SARS-CoV-2 teilt ein wichtiges Merkmal mit einigen Viren, die normale Erkältungen verursachen. Und die strukturelle Ähnlichkeit legt nahe, dass Menschen – je nach ihrer Erkältungsanamnese – möglicherweise eine gewisse Immunität gegen SARS-CoV-2-Infektionen haben. Darauf deuten neue Erkenntnisse hin.

Eine Infektion mit SARS-CoV-2 steigert auch die Produktion von Gedächtnis-B-Zellen, lang überdauernden Bestandteilen des Immunschutzes. Obwohl Antikörper gegen SARS-CoV-2 im Laufe der Zeit tendenziell abnehmen, bleiben diese Gedächtnis-B-Zellen erhalten und könnten bei einer erneuten Infektion eine schnelle Abwehr aufbauen, berichten Wissenschaftler, die eine Studie gemacht haben, die kürzlich online in mBio, der Zeitschrift der American Society for Microbiology, publiziert worden ist [1].
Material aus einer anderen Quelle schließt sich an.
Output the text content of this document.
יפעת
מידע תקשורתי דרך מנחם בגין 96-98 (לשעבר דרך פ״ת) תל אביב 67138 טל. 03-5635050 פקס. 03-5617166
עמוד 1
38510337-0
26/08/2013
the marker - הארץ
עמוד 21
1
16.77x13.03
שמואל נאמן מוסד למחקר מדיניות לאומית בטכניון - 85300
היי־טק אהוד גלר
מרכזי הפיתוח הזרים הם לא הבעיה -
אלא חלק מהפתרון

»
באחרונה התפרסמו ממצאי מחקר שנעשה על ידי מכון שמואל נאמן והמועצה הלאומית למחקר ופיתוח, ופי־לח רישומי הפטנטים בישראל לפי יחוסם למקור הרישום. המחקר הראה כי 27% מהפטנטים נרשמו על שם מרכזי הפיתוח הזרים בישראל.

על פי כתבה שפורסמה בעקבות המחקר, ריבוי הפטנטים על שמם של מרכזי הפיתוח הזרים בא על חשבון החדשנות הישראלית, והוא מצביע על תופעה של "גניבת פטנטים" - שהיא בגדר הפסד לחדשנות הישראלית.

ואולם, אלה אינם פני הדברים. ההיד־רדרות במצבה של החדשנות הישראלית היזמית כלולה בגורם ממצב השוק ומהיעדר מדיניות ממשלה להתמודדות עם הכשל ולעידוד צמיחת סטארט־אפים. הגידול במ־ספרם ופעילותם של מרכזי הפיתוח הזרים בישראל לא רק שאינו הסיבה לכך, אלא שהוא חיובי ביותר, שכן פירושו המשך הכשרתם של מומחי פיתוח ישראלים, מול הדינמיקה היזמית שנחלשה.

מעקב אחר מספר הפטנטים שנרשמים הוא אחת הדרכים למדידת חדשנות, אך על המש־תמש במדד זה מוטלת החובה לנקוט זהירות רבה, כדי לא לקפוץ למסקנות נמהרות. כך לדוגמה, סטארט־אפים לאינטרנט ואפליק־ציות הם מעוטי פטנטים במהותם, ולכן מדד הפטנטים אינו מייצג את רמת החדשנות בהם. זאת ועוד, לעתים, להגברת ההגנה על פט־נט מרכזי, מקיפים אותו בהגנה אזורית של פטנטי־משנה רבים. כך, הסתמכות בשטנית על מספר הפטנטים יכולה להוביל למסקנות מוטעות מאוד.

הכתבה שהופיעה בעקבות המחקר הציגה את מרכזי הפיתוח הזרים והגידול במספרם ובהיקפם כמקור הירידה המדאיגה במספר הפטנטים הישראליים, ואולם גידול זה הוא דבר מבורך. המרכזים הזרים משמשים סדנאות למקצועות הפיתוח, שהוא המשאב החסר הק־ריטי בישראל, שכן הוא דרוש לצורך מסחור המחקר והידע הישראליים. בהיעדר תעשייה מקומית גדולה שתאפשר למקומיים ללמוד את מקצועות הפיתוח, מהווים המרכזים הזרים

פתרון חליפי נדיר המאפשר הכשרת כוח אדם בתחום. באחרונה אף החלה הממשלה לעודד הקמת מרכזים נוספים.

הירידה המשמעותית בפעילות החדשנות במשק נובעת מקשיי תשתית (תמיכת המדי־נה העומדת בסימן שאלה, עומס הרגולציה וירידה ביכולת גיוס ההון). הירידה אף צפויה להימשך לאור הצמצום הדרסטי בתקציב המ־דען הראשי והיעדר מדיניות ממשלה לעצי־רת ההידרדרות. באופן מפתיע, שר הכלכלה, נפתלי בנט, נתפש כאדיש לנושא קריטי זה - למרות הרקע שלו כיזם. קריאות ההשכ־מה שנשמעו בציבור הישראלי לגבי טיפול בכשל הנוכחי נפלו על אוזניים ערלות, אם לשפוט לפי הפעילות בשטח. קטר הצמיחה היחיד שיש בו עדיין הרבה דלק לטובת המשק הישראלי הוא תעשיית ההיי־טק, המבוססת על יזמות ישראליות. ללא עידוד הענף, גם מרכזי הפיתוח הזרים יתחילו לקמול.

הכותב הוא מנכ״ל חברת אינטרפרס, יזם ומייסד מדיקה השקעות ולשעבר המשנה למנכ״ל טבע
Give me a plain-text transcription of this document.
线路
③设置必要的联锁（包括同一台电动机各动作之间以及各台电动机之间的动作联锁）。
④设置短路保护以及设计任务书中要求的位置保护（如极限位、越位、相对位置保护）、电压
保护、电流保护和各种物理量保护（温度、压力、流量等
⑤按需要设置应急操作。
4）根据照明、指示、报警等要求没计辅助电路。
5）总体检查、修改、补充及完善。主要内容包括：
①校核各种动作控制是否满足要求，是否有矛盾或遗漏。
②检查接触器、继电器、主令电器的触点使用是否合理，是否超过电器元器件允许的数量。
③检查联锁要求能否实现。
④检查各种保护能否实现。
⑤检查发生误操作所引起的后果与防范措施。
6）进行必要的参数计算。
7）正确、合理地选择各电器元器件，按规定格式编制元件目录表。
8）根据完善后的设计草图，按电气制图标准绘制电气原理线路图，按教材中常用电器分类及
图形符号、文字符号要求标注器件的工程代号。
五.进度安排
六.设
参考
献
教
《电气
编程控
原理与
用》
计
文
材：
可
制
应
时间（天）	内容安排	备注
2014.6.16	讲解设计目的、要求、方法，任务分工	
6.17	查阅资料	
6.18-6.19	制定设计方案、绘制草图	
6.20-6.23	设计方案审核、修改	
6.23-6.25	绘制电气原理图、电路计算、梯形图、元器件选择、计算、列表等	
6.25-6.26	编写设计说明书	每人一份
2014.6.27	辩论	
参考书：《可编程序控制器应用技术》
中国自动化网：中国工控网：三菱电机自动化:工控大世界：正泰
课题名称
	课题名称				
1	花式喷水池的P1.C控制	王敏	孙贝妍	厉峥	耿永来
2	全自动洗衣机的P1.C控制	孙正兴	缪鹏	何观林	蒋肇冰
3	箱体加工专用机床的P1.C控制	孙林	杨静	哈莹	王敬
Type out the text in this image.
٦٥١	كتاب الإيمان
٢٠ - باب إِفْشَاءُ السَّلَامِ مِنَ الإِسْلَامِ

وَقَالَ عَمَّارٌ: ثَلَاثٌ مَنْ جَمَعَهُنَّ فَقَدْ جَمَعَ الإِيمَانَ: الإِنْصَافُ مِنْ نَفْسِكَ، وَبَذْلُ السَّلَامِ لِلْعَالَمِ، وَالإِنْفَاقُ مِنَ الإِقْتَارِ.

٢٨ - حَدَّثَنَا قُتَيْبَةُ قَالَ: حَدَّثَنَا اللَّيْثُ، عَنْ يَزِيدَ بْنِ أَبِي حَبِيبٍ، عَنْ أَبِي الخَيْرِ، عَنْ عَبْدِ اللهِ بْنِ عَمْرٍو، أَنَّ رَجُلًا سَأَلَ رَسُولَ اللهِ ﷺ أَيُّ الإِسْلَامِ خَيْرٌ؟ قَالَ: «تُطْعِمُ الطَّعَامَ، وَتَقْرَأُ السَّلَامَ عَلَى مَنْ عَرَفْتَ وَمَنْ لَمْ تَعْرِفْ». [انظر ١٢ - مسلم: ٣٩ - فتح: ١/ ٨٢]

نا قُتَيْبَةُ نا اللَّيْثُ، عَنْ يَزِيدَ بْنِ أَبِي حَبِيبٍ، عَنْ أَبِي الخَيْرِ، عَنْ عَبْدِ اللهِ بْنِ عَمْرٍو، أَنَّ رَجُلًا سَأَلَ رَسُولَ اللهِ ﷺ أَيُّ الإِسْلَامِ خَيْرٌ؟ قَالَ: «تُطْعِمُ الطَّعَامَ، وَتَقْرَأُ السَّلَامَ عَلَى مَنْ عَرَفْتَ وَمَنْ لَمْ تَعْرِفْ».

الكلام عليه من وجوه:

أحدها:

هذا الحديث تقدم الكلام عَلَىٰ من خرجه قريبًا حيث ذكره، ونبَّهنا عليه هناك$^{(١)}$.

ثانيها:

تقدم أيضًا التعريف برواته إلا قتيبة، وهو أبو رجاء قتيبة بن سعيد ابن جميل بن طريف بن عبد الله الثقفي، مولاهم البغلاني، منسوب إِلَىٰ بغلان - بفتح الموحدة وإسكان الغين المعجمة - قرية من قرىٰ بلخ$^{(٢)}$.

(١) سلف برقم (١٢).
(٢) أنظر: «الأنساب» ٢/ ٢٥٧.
„Wir diskutieren in unserer Studie die Evidenz, dass Gedächtnis-B-Zellen, die durch eine Infektion des Menschen mit Erkältungs-Coronaviren erzeugt wurden, mit SARS-CoV-2 kreuzreaktiv sind und als Reaktion auf eine SARS-CoV-2-Infektion Antikörper produzieren“, berichtet Senior-Co-Autor Prof. Dr. Mark Sangster gegenüber Medscape.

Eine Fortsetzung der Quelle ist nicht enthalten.